La compañía automovilística catalana Seat ha experimentado un notable crecimiento en el primer semestre del año, triplicando su beneficio operativo hasta los 122 millones de euros. Este resultado contrasta con la situación de su matriz, el grupo alemán Volkswagen, que se enfrenta a posibles recortes de plantilla.
En concreto, los beneficios de Seat aumentaron en 84 millones de euros respecto al mismo periodo del año anterior, cuando se registraron 38 millones, representando un incremento del 221%. Esta mejora se atribuye principalmente al éxito de la marca Cupra y a la exención de los aranceles adicionales de la Unión Europea para el Cupra Tavascan, fabricado en China. Los ingresos de Seat ascendieron a 7.700 millones de euros, un 1,3% más que el año anterior.

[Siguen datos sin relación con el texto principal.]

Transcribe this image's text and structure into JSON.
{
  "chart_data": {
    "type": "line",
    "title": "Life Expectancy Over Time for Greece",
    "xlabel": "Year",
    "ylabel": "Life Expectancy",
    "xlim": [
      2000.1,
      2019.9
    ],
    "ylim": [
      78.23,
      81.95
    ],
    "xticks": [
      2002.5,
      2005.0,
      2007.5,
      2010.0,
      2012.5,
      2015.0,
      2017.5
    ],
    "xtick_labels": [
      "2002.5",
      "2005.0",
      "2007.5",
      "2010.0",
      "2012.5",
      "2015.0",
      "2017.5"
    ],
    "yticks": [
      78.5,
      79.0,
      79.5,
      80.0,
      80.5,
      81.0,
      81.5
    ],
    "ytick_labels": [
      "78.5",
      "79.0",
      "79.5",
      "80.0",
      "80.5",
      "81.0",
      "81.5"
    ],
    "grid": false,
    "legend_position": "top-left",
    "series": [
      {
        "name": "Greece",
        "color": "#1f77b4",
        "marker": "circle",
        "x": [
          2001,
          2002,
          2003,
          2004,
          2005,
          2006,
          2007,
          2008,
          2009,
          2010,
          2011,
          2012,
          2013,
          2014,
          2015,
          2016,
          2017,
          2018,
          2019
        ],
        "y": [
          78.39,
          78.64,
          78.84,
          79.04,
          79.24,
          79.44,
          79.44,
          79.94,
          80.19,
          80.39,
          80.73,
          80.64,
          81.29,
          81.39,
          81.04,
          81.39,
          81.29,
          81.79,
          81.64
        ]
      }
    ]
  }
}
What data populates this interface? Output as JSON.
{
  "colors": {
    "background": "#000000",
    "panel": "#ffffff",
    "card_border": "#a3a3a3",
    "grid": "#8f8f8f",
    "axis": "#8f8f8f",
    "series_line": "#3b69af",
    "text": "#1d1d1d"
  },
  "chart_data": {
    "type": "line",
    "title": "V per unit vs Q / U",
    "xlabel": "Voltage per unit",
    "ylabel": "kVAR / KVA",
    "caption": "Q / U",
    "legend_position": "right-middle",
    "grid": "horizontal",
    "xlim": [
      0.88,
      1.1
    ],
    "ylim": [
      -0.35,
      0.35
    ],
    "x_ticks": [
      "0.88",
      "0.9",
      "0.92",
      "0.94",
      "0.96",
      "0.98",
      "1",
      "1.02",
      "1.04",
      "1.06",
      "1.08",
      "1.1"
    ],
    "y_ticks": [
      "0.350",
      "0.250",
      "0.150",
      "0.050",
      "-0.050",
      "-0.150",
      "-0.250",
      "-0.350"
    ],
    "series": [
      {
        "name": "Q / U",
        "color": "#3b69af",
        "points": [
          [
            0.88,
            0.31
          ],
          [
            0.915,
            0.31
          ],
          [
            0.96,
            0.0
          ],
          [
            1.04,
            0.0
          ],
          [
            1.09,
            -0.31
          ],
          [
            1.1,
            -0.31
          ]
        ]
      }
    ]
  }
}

En paralelo, el Grupo Volkswagen vio caer sus beneficios un 30,7% en la primera mitad del año, situándose en 3.103 millones de euros. La compañía alemana atribuyó esta caída a un "entorno de mercado complicado", aunque sus ingresos se mantuvieron estables, con una ligera reducción del 0,2% hasta facturar 158.192 millones de euros.
El impulso de la marca Cupra ha sido clave para los buenos resultados de Seat. El lanzamiento del Cupra Raval en abril duplicó las previsiones de pedidos, convirtiéndose en el modelo más exitoso y provocando un aumento del 85% en los pedidos de vehículos 100% eléctricos de la marca. Entre enero y junio, Cupra entregó 170.100 vehículos, su mejor semestre histórico.
Actualmente, el Grupo Volkswagen está inmerso en negociaciones para un nuevo plan de reestructuración que prevé reducir su oferta de modelos hasta un 50% y la producción en un 25%. Según informaciones del medio alemán Manager Magazin, el plan podría implicar el recorte de hasta 100.000 puestos de trabajo a escala global en los próximos cinco años.